Store leftovers in a sealed container in the fridge and reheat it in the microwave. You can also freeze it!
If you're looking for other one-pot rice meals, you have to make sure to check out Rice Cooker Chinese Sticky Rice, an easy version of the popular Chinese dish and one of my most popular recipes!
For one that's cooked up on the stovetop, check out Pepper Beef Rice Skillet. And if you're looking for a cold mixed rice dish, you may want to check out my Chicken Rice Salad Medley. All of these are great rice dishes that are satisfying and loaded with flavor.
This recipe came to be simply because I didn't have any day-old rice handy to make fried rice, but I wanted to make a quick and easy lunch for my boys.
As it turns out, I ended up making this dish quite often because it was so good! It's a great quick and easy meal, works perfectly packed as a school lunch, and for my son who is now away at university, it's something he can easily cook for himself while on a tight budget!
My boys may call this cheater fried rice, but it doesn't make it any less delicious and is definitely a recipe you need to try!
~ Lisa.
Rice Cooker Salmon and Egg Rice
Ingredients
- 1 cup uncooked jasmine rice (use a regular 1 cup measure and not the cup that comes with your rice cooker)
- 1 ¼ cups water
- 2 tablespoons oyster sauce
- 1 tablespoon sweet soy sauce (see Recipe Notes below for substitution)
- ¼ teaspoon white pepper
- 1 120g raw salmon filet
- 3 eggs, scrambled
Garnishes:
- Chopped green onions
- Furikake seasoning
- Fried shallots
- Chili flakes or sauce
Equipment
Instructions
- Rinse and drain uncooked rice a few times with cool water until the water is not cloudy, about 3-4 times.
- In a measuring cup, combine the water, oyster sauce, sweet soy sauce, and white pepper. Mix well.
- Add drained rice and seasoned liquid to the rice cooker pot.
- Lay salmon filet on rice. Close rice cooker lid and cook as normal.
- In a bowl, scramble the eggs well.
- Once rice is cooked, add scrambled eggs to the rice cooker pot and close the lid, letting it heat for another 5-10 minutes.
- Use a spoon or chopsticks, break up the salmon and eggs while fluffing the rice to mix the ingredients well.
- Serve immediately and top with chopped green onions, sesame seeds, furikake, chili sauce, etc., if desired.
Notes
- Use a regular 1 cup measure for measuring the uncooked rice. Do not use the plastic cup that comes with your rice cooker.

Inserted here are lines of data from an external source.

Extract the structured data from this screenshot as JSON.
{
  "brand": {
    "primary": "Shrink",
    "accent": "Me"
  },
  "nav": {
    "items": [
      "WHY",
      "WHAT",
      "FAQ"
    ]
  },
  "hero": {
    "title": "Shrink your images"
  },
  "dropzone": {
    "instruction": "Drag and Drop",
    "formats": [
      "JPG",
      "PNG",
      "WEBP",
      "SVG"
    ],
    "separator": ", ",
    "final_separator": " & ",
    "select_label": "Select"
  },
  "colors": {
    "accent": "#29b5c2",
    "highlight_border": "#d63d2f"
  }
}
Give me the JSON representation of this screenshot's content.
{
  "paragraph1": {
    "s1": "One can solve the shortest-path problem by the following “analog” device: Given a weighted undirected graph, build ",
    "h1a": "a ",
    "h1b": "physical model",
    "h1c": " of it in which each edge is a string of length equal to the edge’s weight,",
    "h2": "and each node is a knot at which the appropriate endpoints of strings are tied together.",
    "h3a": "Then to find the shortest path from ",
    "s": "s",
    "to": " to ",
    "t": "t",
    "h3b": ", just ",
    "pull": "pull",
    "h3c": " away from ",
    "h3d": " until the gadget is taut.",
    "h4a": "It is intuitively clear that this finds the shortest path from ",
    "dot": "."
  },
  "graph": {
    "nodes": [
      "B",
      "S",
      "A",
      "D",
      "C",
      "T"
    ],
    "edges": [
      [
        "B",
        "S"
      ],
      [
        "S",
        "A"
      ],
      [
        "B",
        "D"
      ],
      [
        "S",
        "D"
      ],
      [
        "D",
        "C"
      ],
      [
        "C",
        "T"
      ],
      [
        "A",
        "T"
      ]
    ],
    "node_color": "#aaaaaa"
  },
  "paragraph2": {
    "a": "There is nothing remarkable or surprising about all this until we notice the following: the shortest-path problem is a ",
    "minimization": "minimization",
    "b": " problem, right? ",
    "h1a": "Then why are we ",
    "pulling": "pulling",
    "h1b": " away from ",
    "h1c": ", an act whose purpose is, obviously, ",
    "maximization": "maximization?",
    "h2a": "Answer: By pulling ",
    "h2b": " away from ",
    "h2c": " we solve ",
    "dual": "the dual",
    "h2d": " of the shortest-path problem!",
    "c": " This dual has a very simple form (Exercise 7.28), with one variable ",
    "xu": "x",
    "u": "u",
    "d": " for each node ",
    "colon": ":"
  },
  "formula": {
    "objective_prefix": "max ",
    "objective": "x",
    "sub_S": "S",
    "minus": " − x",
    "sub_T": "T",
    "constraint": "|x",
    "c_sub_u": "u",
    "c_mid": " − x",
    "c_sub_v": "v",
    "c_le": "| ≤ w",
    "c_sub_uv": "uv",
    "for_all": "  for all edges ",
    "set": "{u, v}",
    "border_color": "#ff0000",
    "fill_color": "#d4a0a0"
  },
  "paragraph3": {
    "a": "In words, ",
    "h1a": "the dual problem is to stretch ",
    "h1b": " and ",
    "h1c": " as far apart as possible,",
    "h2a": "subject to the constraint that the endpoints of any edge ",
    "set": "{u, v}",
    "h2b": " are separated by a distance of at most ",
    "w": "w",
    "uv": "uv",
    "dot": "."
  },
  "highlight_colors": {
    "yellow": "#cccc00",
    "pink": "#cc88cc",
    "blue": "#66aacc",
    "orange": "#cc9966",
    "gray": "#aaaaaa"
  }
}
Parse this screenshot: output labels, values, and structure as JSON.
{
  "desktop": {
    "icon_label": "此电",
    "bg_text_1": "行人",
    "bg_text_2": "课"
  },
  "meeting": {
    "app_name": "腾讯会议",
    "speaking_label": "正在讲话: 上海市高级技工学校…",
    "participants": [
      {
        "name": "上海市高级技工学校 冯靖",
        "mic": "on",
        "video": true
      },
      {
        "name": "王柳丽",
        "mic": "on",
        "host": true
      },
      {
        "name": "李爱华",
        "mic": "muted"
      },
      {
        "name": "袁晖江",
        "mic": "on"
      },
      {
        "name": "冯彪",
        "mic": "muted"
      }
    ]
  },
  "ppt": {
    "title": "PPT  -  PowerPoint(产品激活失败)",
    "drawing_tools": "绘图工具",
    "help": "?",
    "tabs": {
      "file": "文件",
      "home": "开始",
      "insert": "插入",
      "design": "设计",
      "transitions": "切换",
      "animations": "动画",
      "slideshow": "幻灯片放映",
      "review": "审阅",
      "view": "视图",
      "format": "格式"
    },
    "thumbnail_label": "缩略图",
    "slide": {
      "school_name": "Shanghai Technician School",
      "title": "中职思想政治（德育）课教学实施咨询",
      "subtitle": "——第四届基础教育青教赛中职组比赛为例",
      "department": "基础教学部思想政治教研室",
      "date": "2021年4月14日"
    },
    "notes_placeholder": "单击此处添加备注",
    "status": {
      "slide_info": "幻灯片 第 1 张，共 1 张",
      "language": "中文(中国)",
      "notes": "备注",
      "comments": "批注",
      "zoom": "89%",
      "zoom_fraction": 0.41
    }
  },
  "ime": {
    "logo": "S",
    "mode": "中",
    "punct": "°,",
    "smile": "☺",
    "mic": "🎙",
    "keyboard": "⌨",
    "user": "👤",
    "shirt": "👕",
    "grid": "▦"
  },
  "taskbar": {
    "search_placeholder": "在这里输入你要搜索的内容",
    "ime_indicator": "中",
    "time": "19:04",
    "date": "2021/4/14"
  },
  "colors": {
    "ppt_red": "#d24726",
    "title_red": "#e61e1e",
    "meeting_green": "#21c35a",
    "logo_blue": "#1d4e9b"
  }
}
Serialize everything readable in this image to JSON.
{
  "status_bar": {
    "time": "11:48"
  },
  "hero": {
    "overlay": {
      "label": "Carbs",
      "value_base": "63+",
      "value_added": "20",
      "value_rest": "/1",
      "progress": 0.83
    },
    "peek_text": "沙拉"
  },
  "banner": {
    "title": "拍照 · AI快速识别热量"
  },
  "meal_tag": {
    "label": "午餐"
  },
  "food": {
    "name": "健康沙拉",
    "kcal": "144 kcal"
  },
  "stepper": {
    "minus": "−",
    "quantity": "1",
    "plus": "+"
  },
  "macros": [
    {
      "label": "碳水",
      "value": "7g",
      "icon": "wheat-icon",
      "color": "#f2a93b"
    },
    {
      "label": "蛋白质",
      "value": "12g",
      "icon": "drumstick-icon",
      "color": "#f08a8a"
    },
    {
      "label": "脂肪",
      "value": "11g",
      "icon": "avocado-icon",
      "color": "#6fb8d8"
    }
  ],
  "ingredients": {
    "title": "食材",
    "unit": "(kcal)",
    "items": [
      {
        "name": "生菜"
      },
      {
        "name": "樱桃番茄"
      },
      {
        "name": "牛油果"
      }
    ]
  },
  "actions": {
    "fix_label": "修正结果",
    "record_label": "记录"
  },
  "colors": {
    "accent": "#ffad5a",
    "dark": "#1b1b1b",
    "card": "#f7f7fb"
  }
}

- Use jasmine (long-grain) or pearl rice for best results.
- If you have a rice cooker with multiple buttons, use the normal rice cook setting. Depending on the model of your rice cooker, the cooking time may vary.
- Pay attention to when the button pops or your rice cooker is done cooking the rice so you can add the scrambled eggs right away.
- When pouring the scrambled eggs into the rice cooker, replace the lid quickly so as not to lose too much of the residual heat.
- If the egg is not done enough to your liking after letting it cook in the residual heat of the rice cooker, push the button on the rice cooker once more to bring the heat up again for a few minutes.
- Alternative Cooking Method:
- Cook the 1 cup rinsed rice with water and salmon but without the sauces and seasonings.
- Cook three scrambled eggs in a pan until soft-set.
- Once rice is cooked, add the oyster sauce, sweet soy sauce, and white pepper and stir well,
- Mix in the scrambled eggs.
- Use broth instead of water to add more flavor to the rice.
- If you do not have sweet soy sauce, substitute 1:1 with regular soy sauce and add sugar or honey, using a ratio of 1 tablespoon soy sauce to 1 teaspoon sweetener. Adjust the amount of sweetener to taste.
- Adjust the oyster sauce, sweet soy sauce, and white pepper to taste.
- This can easily be made with fresh salmon, leftover cooked salmon, or half a tin of canned salmon.
- If you want veggies, add frozen peas and carrots to the rice cooker at the same time as the scrambled eggs and let them heat through.
- Store leftovers in a sealed container in the fridge. Microwave to reheat.
- Double or triple the recipe for a crowd or for planned weekly meals. You can also freeze it!